There are 121 of these judges, and every solitary one holds his position, his tenure, through the influence and power of corporate capital. The corporations and trusts dictate their appointment. And when they go to the bench, they go, not to serve, the people, but to serve the interests that place them and keep them where they are.
Why, the other day, by a vote of five to four...they declared the child labor law unconstitutional...by a majority of one, the Supreme Court, a body of corporation lawyers, with just one exception, wiped that law from the statute books, and this in our so-called democracy, so that we may continue to grind the flesh and blood and bones of puny little children into profits for the Junkers of Wall Street. And this in a country that boasts of fighting to make the world safe for democracy!
DESPITE THE fact that the purpose of the court is to be a barrier against challenges to the status quo, sometimes the justices can't help but be influenced by the world around them. So when people in society at large have mobilized to wage a challenge to injustice, the court can be pressured to respond.
When African American students sat in at lunch counters in the segregated South and when thousands more took up the fight for civil rights, it had an impact on public opinion at large--and on the Supreme Court.
The antiwar, Black Power, women's and gay movements of the 1970s had an impact on the way society at large began to view the ideas of liberation and justice--and this had an impact on the Supreme Court's decisions, too, as the justices ruled in favor of legal abortion and suspending the death penalty.
It's definitely the case that we can't rely on a Supreme Court justice to do the right and just thing--any more than you can rely on a member of Congress or the president or a corporate board. So we have to follow the same recipe we use when we deal with any of these esteemed bodies.
1. Organize ourselves. 2. Protest to apply the pressure needed to win our demands. 3. Repeat, until we win.
More than that, the protest actions we organize have the potential to make an impact not just on the justices on high, but on the world we live in--a world that is rarely touched by the high and mighty justices of the Supreme Court.
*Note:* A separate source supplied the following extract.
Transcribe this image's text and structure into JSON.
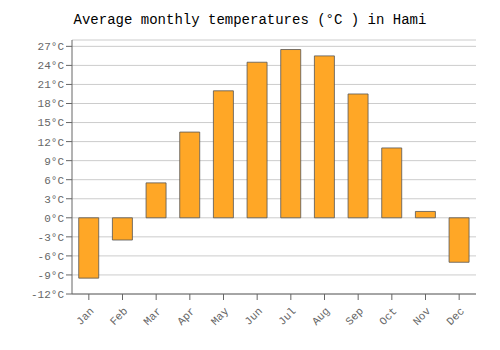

The grand ideals of freedom and democracy that the Supreme Court is supposed to uphold are a universe away when a cop is racially profiling a driver, or when an employer is firing a worker, or when the president is ordering troops to occupy another country.
For a class on "Law and Justice in America" in the 1970s, radical historian and activist Howard Zinn sent his Boston University students into the neighborhoods to investigate and compare "the realities of justice against the word of law."
In an article for the Civil Liberties Review, Zinn reported on what they found:
Our actual freedom is determined not by the Constitution or the Court, but by the power the policeman has over us on the street or that of the local judge behind him; by the authority of our employers; by the power of teachers, principals, university presidents and boards of trustees if we are students...by the welfare bureaucracy if we are poor; by prison guard if we are in jail; by landlords if we are tenants...
Over the last four years, my students, checking formal constitutional rights against the realities of everyday life in the Boston area, found these formal rights meaningless.
When we protest and defy unjust laws--like those that criminalize undocumented immigrants or bar LGBT people from having the rights of married people--we have the power to push these laws back and defeat them. And we have the power to defeat the unjust and discriminatory ideas behind these laws.
As Zinn concluded, "Lacking traditional forms of power and wealth, we can only create a force out of what we have: our assembled selves, our ability to withhold our labor, to withdraw our compliance, to take hold cooperatively of the resources at hand."